Winemakers combat counterfeits

US wineries are using radio frequency identification (RFID) technology to combat counterfeit in the winemaking industry, reports Business Week.

According to Payne Security, a company that develops anti-counterfeiting measures for the wine industry, RFID tags are placed inside wine bottle labels and can also carbon date wine to ensure authenticity.

“The people who are counterfeiting are getting more sophisticated as time goes by,” says Charles Curtis, head of North American wine sales for Christie's in New York.

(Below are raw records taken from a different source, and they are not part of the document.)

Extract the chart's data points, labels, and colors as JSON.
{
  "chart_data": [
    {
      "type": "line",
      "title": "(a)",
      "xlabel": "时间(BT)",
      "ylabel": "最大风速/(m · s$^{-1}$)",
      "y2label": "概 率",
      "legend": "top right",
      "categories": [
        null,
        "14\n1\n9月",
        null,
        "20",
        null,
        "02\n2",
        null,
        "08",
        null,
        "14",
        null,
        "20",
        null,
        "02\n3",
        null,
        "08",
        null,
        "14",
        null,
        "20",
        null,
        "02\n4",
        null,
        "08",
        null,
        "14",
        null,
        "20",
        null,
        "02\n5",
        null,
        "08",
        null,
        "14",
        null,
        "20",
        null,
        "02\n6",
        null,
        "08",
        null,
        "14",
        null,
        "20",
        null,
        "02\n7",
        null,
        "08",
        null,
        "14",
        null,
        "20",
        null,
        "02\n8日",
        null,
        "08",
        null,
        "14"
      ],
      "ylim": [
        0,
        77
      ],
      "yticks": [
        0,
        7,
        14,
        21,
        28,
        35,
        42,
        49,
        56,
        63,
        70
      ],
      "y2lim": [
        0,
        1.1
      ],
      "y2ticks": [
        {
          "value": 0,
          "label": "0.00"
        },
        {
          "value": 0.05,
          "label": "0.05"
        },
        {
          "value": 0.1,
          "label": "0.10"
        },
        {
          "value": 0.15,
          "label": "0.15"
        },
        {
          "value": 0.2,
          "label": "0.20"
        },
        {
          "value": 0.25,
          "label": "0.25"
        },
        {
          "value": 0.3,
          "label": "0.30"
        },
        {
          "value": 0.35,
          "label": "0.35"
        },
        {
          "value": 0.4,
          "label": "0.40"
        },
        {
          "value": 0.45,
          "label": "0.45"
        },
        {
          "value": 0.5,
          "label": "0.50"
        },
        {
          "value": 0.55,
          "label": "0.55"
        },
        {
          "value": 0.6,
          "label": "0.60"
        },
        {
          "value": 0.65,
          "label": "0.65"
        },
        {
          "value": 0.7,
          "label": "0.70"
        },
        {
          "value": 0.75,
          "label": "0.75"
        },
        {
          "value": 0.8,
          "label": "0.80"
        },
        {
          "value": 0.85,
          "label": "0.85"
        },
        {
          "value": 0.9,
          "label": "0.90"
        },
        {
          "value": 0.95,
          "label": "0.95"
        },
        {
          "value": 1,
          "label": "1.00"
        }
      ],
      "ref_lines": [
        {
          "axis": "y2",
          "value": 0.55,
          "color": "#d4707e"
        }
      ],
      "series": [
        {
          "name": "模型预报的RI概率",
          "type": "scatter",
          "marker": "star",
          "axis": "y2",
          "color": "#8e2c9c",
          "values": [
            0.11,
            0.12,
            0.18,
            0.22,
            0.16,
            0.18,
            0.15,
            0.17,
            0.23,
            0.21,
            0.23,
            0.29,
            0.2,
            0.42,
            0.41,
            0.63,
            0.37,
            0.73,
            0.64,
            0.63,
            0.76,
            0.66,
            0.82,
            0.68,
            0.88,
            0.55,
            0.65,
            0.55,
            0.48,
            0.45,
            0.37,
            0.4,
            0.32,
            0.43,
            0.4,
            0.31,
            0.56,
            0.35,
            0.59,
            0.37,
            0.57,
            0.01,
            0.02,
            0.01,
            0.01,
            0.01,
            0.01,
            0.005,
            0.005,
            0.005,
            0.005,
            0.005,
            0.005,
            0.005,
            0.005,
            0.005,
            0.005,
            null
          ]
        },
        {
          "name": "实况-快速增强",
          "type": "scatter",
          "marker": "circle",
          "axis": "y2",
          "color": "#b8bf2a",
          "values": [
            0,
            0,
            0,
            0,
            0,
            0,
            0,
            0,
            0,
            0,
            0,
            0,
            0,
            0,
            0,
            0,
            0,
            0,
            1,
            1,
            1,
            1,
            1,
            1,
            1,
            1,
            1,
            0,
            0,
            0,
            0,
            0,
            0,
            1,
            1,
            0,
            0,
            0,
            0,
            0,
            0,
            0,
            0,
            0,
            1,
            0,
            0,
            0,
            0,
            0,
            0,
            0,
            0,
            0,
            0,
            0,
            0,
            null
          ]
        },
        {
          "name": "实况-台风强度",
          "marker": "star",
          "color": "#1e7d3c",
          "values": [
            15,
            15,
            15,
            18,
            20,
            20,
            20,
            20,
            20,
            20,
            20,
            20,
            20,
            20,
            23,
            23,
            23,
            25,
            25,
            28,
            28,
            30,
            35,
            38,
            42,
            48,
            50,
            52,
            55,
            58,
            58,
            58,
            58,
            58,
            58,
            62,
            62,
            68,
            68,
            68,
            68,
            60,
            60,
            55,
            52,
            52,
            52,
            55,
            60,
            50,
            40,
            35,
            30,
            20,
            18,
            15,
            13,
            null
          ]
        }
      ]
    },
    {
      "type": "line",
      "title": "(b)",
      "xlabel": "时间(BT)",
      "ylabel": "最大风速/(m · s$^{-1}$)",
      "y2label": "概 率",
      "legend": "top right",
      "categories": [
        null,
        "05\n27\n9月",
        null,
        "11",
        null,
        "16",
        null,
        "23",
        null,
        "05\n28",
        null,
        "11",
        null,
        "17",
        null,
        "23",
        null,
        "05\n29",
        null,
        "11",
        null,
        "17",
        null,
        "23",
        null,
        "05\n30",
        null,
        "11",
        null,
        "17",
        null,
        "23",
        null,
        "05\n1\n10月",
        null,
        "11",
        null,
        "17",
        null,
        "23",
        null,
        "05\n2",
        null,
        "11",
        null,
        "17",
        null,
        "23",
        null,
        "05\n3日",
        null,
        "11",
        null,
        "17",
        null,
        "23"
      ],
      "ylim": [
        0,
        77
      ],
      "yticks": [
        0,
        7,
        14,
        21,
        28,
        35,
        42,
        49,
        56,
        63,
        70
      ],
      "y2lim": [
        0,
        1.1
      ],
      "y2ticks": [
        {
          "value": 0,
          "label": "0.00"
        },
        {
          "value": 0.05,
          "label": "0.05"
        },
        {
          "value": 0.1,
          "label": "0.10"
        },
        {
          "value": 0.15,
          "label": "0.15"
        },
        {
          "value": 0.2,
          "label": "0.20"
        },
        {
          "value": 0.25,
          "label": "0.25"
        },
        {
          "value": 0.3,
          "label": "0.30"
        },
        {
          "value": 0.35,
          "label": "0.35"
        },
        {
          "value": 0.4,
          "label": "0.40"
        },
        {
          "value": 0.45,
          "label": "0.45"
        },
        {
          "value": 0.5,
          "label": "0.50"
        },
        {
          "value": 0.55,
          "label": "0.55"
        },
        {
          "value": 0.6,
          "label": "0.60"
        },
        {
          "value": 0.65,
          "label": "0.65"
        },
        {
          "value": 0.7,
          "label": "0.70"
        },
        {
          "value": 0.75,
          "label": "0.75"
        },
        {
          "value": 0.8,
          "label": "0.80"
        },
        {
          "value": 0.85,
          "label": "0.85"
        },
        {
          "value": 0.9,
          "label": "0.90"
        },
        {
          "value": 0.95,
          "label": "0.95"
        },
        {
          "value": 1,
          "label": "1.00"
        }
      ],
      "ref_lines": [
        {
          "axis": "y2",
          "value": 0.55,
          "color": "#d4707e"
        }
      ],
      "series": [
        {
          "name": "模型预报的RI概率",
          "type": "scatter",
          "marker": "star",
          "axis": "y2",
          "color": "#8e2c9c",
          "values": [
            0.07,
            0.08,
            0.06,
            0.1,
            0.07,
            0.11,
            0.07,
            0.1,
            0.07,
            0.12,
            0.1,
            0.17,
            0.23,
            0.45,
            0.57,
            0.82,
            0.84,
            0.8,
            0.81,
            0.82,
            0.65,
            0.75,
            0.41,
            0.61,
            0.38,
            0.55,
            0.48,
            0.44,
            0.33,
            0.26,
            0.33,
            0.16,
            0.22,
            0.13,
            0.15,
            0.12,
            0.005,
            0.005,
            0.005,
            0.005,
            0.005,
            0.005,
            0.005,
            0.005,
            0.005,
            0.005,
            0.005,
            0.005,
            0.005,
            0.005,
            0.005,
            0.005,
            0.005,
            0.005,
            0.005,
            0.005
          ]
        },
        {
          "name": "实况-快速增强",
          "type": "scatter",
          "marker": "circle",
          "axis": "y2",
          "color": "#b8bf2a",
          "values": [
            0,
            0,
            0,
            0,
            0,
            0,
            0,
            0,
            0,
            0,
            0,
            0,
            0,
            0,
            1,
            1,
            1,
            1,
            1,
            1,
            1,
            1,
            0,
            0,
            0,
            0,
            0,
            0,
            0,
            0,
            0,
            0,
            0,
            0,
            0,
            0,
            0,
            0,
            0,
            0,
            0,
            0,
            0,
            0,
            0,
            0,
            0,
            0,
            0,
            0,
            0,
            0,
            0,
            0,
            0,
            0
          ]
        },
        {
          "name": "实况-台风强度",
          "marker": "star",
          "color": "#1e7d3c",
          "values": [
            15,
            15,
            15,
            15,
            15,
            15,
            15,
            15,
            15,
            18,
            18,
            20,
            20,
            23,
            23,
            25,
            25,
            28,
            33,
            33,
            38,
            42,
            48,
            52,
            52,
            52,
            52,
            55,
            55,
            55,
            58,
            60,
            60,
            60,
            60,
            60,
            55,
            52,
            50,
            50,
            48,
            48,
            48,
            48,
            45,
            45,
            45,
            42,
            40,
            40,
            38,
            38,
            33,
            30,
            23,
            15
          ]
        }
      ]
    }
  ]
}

Big Brother tactics at Indian school

All students at a Belgaum school in the Indian state of Karnataka are required to wear an RFID card around their necks, states RFID World.

The system is called KeepTrack and according to the school's principal, sends out text messages to parents' cellphones at regular intervals detailing their child's whereabouts.

An installed RFID reader on campus records a student's arrival and passes on the data to a central computer to allow parents and school staff to monitor the students throughout the school day.

MTI turns netbook into RFID reader

MTI and Austria Microsystems have rolled out a smart USB RFID device, says Digitimes.

The dongle is complete with internal antenna and turns any USB-enabled device, such as a desktop PC, notebook, netbook, PDA or a mobile handset into an RFID reader system.

Both the embedded module and dongle target RFID applications for fixed printers, handheld printers, battery-powered mobile printers and handheld readers.